Flight delays, lightning strikes and a wet mess in the metro
Minnehaha Creek rose about a foot overnight. Lake Minnetonka, Minnehaha's source, set a new record at 930.77 feet above sea level Thursday, the highest since record-keeping began in 1906, the Minnehaha Creek Watershed District said.
In the west metro, washed-out roads and a damaged levee led the city of Carver Thursday morning to declare a state of emergency.
A landslide closed Minnesota Highway 13 between Interstate 35E and Cherokee Heights Boulevard in Mendota Heights, the Minnesota Department of Transportation reported at noon Thursday.
Fire officials say a lightning strike is the likely culprit for an incident that set three homes on fire in Lakeville Thursday morning.
In St. Paul, the fire department said a lightning strike caused a fire at Marshall Avenue home.
Parks and trails surrounding Minnehaha Creek in Minneapolis are flooded, along with Cedar Avenue, according to the watershed district. Houses in St. Louis Park and Edina along the creek have been sandbagging.
In Minneapolis, Burroughs Elementary School and a handful of other sites, mostly near Minnehaha Creek, have called the city seeking sandbags.
The Minnesota Department of Natural Resources announced that it will allow local governments to set up no-wake zones on lakes and rivers because of the high water.
Cities, counties and townships can enact up to 30-day no-wake restrictions if water is at a level that's threatening property. Usually, municipalities can only limit boat speeds for up to five days. If they decide to enact new zones, cities must notify the public and the DNR.
Around the Twin Cities, Lake Minnetonka, Prior Lake and portions of the St. Croix River are now under no-wake zones.
Broken roads, Guardsmen and sandbags across Minnesota
Heavy rains have pushed the Cannon River to the top of concrete flood walls in downtown Northfield and gawkers are making the situation even more dangerous, said Northfield Mayor Dana Graham. "People are lifting up their kids on bridges to look over them," he said. "Someone could easily fall in."
Northfield officials don't expect the river to rise high enough to spill into downtown, but the city has shut down three bridges to keep cars and pedestrians out of the way of emergency vehicles, Graham said.

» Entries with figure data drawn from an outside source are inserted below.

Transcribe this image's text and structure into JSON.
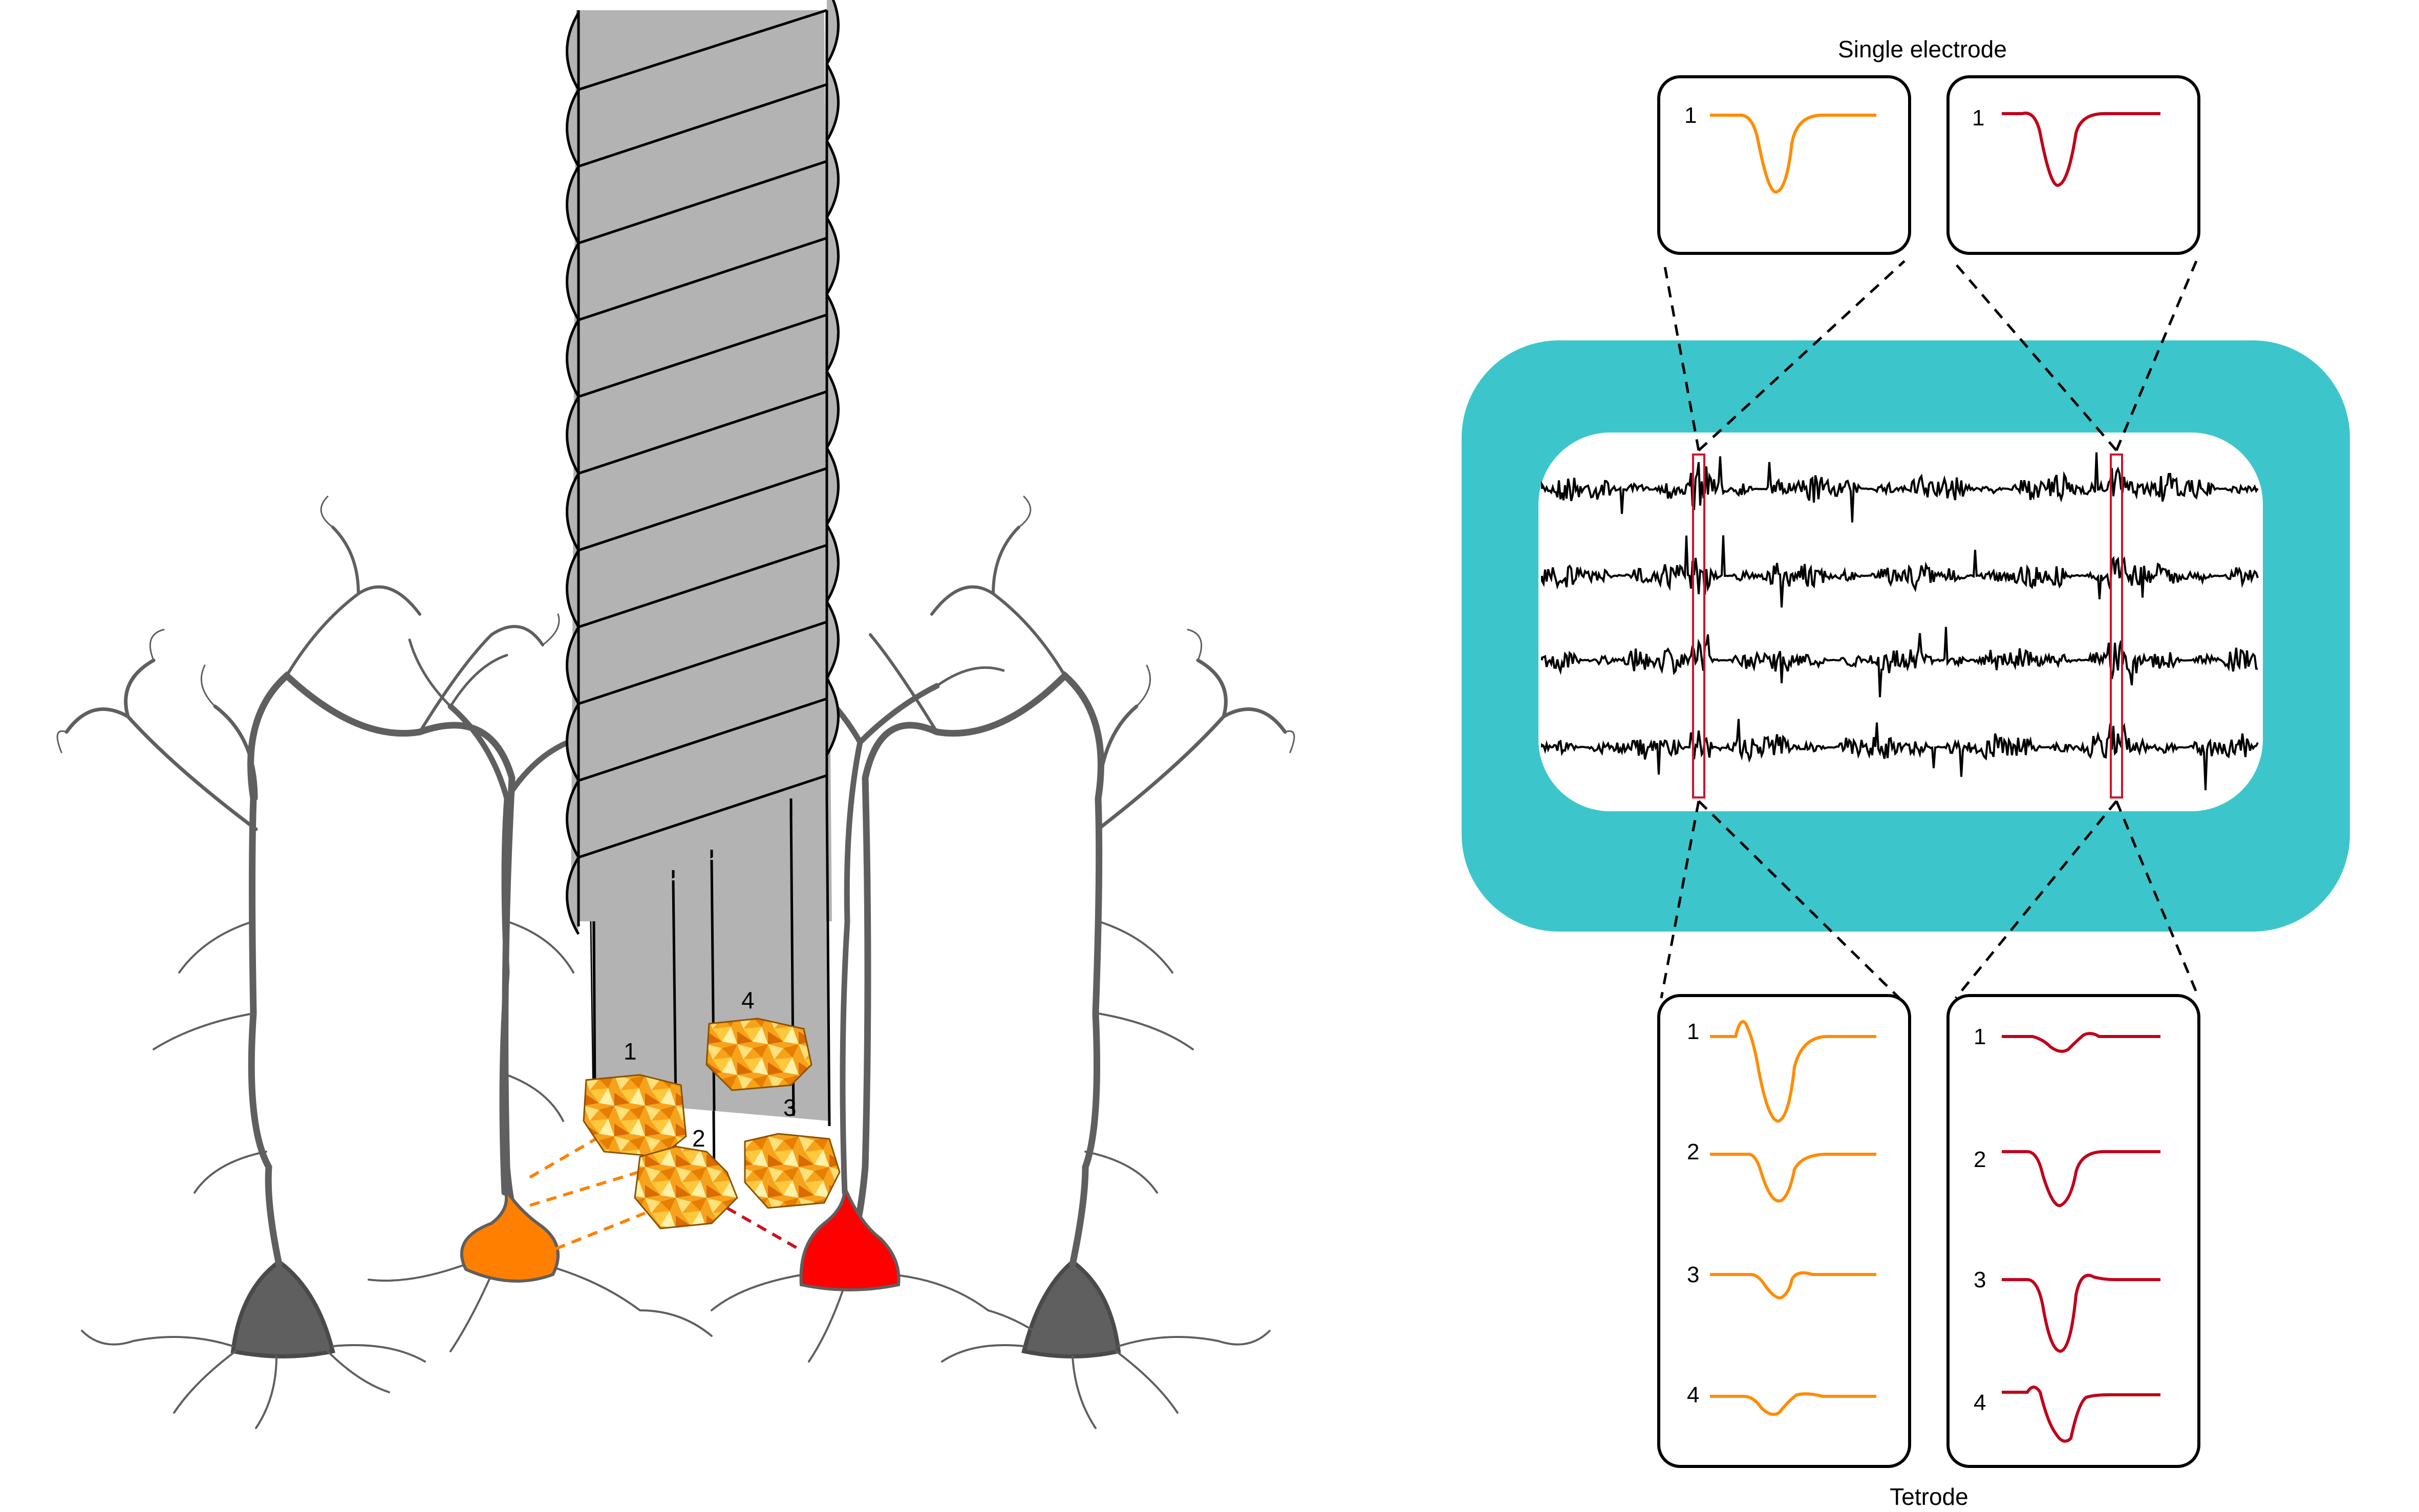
{
  "labels": {
    "single_electrode": "Single electrode",
    "tetrode": "Tetrode"
  },
  "wire_labels": [
    "1",
    "2",
    "3",
    "4"
  ],
  "single_panels": [
    {
      "channel": "1"
    },
    {
      "channel": "1"
    }
  ],
  "tetrode_panels": [
    {
      "channels": [
        "1",
        "2",
        "3",
        "4"
      ]
    },
    {
      "channels": [
        "1",
        "2",
        "3",
        "4"
      ]
    }
  ],
  "colors": {
    "orange_neuron": "#FF8000",
    "red_neuron": "#FF0000",
    "orange_waveform": "#FF8C00",
    "red_waveform": "#C0001A",
    "teal_frame": "#3CC6CB",
    "tetrode_gray": "#B3B3B3",
    "neuron_gray": "#5F5F5F"
  },
  "icons": {
    "tetrode_bundle": "twisted-wire-bundle",
    "neuron_orange": "pyramidal-neuron-soma",
    "neuron_red": "pyramidal-neuron-soma",
    "recording_traces": "extracellular-voltage-traces"
  }
}
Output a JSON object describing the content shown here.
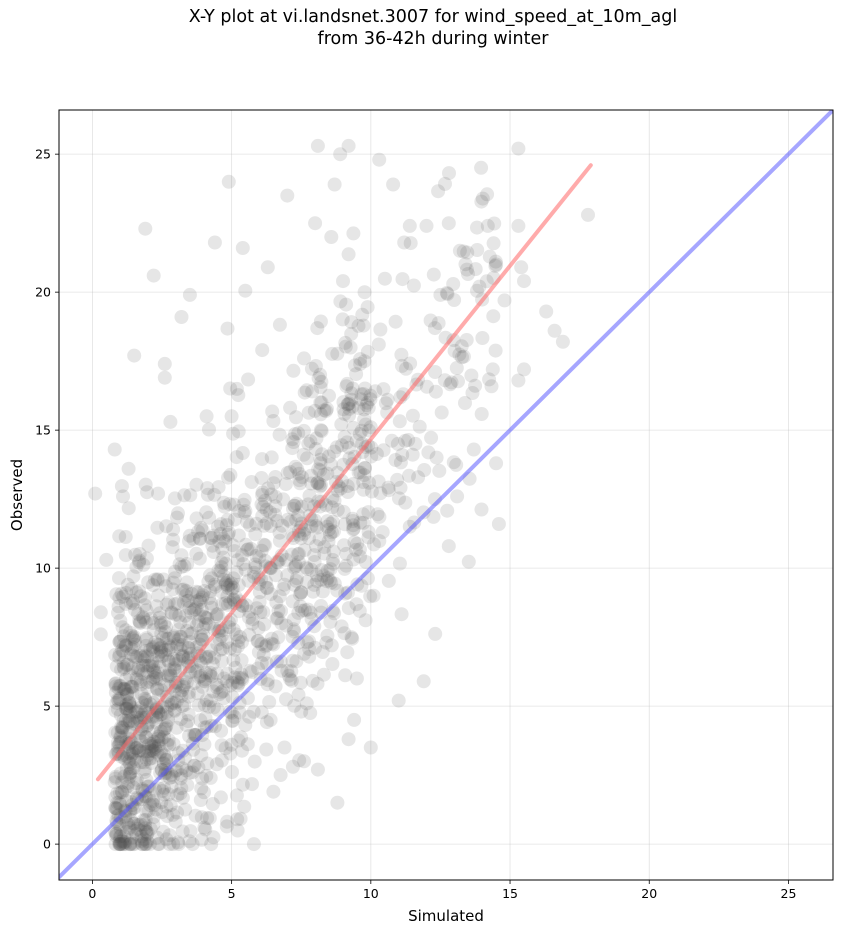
{
  "chart_data": {
    "type": "scatter",
    "title_line1": "X-Y plot at vi.landsnet.3007 for wind_speed_at_10m_agl",
    "title_line2": "from 36-42h during winter",
    "xlabel": "Simulated",
    "ylabel": "Observed",
    "xlim": [
      -1.2,
      26.6
    ],
    "ylim": [
      -1.3,
      26.6
    ],
    "xticks": [
      "0",
      "5",
      "10",
      "15",
      "20",
      "25"
    ],
    "yticks": [
      "0",
      "5",
      "10",
      "15",
      "20",
      "25"
    ],
    "grid": true,
    "point_color": "#4d4d4d",
    "point_alpha": 0.14,
    "generated_points": 1500,
    "highlight_points": [
      [
        0.8,
        14.3
      ],
      [
        1.5,
        17.7
      ],
      [
        1.9,
        22.3
      ],
      [
        2.2,
        20.6
      ],
      [
        2.6,
        17.4
      ],
      [
        3.2,
        19.1
      ],
      [
        3.5,
        19.9
      ],
      [
        4.4,
        21.8
      ],
      [
        4.9,
        24.0
      ],
      [
        5.4,
        21.6
      ],
      [
        6.3,
        20.9
      ],
      [
        7.0,
        23.5
      ],
      [
        8.0,
        22.5
      ],
      [
        8.1,
        25.3
      ],
      [
        8.7,
        23.9
      ],
      [
        8.9,
        25.0
      ],
      [
        9.2,
        25.3
      ],
      [
        10.3,
        24.8
      ],
      [
        10.8,
        23.9
      ],
      [
        11.2,
        21.8
      ],
      [
        11.4,
        22.4
      ],
      [
        12.0,
        22.4
      ],
      [
        12.8,
        22.5
      ],
      [
        13.2,
        21.5
      ],
      [
        14.2,
        22.4
      ],
      [
        15.3,
        25.2
      ],
      [
        15.3,
        22.4
      ],
      [
        15.4,
        20.9
      ],
      [
        15.5,
        20.4
      ],
      [
        16.3,
        19.3
      ],
      [
        16.6,
        18.6
      ],
      [
        17.8,
        22.8
      ],
      [
        15.5,
        17.2
      ],
      [
        15.3,
        16.8
      ],
      [
        14.6,
        11.6
      ],
      [
        14.5,
        13.8
      ],
      [
        13.1,
        12.6
      ],
      [
        12.8,
        10.8
      ],
      [
        12.3,
        12.5
      ],
      [
        11.9,
        5.9
      ],
      [
        11.0,
        5.2
      ],
      [
        10.1,
        9.0
      ],
      [
        10.0,
        3.5
      ],
      [
        9.4,
        4.5
      ],
      [
        9.5,
        6.0
      ],
      [
        9.2,
        3.8
      ],
      [
        8.8,
        1.5
      ],
      [
        8.6,
        7.2
      ],
      [
        8.4,
        7.3
      ],
      [
        8.1,
        2.7
      ],
      [
        7.7,
        5.1
      ],
      [
        7.6,
        3.0
      ],
      [
        7.5,
        4.8
      ],
      [
        7.2,
        2.8
      ],
      [
        6.9,
        3.5
      ],
      [
        6.5,
        1.9
      ],
      [
        6.4,
        4.5
      ],
      [
        5.8,
        0.0
      ],
      [
        5.2,
        0.9
      ],
      [
        0.1,
        12.7
      ],
      [
        0.3,
        7.6
      ],
      [
        0.3,
        8.4
      ],
      [
        0.5,
        10.3
      ],
      [
        1.1,
        12.6
      ],
      [
        1.3,
        13.6
      ],
      [
        2.8,
        15.3
      ],
      [
        2.6,
        16.9
      ],
      [
        4.1,
        15.5
      ],
      [
        5.0,
        15.5
      ],
      [
        6.1,
        17.9
      ],
      [
        7.6,
        17.6
      ],
      [
        12.5,
        19.9
      ],
      [
        13.9,
        20.2
      ],
      [
        14.8,
        19.7
      ],
      [
        16.9,
        18.2
      ],
      [
        13.7,
        14.3
      ],
      [
        11.6,
        14.5
      ],
      [
        11.4,
        11.5
      ],
      [
        1.8,
        0.0
      ],
      [
        2.4,
        0.0
      ],
      [
        3.1,
        0.0
      ],
      [
        3.6,
        0.0
      ],
      [
        2.9,
        0.0
      ]
    ],
    "series": [
      {
        "type": "fit-line",
        "color": "#ff6666",
        "alpha": 0.55,
        "x": [
          0.2,
          17.9
        ],
        "y": [
          2.35,
          24.6
        ]
      },
      {
        "type": "identity-line",
        "color": "#4d4dff",
        "alpha": 0.5,
        "x": [
          -1.2,
          26.6
        ],
        "y": [
          -1.2,
          26.6
        ]
      }
    ]
  }
}
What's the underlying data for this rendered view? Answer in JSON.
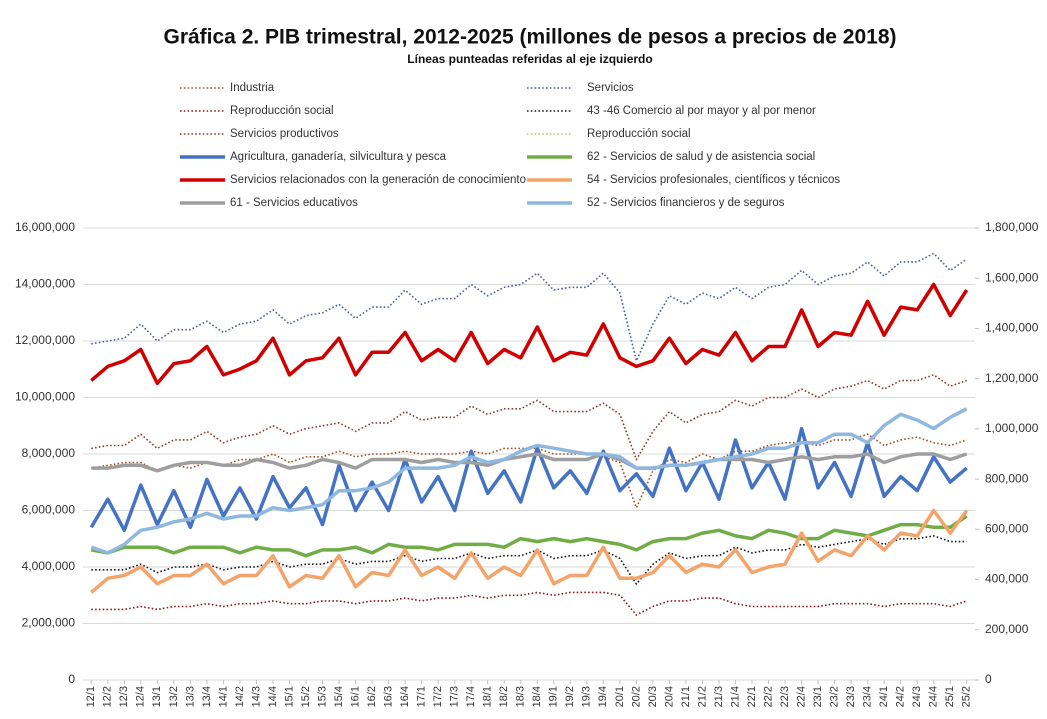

Some parts of Minnesota have seen 3 to 5 inches of rain in the past 24 hours, including the Mankato area, where heavy rain Tuesday and Wednesday has already caused flooding and closed roads.
In St. Clair, southeast of Mankato, about 100 volunteers stacked sandbags Thursday to hold back the rising Le Sueur River.
Eight to 10 homes and St. Clair's post office are in danger of flooding, but the water treatment plant is safe, said city clerk Cathy Seys. The plant is protected by a berm built after the city was hit hard by flooding in 2010.
Flood worries were widespread across Minnesota.
Flood warnings were up in Big Stone, Lyon, and Traverse counties, in western Minnesota.
Flood damage caused Blue Mounds State Park in southwest Minnesota to close. The park, near Luverne, has seen more than 11 inches of rain since Saturday.
In northern Minnesota, flood warnings will continue until 4 a.m. Saturday in St. Louis and Koochiching counties. On Friday, 100 members of the Minnesota National Guard will begin sandbagging along the Rainy Lake shore to relieve exhausted volunteers.
Heavy rains have pushed the Rainy River past a 1950 flood record and thunderstorms predicted will add up to 16 inches of water into the lake over the next week according to engineers with the regional watershed board. Koochiching County Chairman Rob Ecklund said they've laid 150,000 sandbags and ordered 200,000 more.
As water rises sandbag dikes must be fortified all the way down the base. That takes a lot of sandbags, and some actual skills. Most citizens have never seen, or fought such a flood, but Guard members have training.
"If volunteers keep showing up," Ecklund said, "We'll probably keep them filling bags, and have the Guard actually building the walls."
Once the water does crest, it will take weeks to return to normal levels. Residents are settling in for another month of high water.
MPR News reporters Elizabeth Dunbar, Meg Martin, Tim Post and Laura Yuen contributed to this report.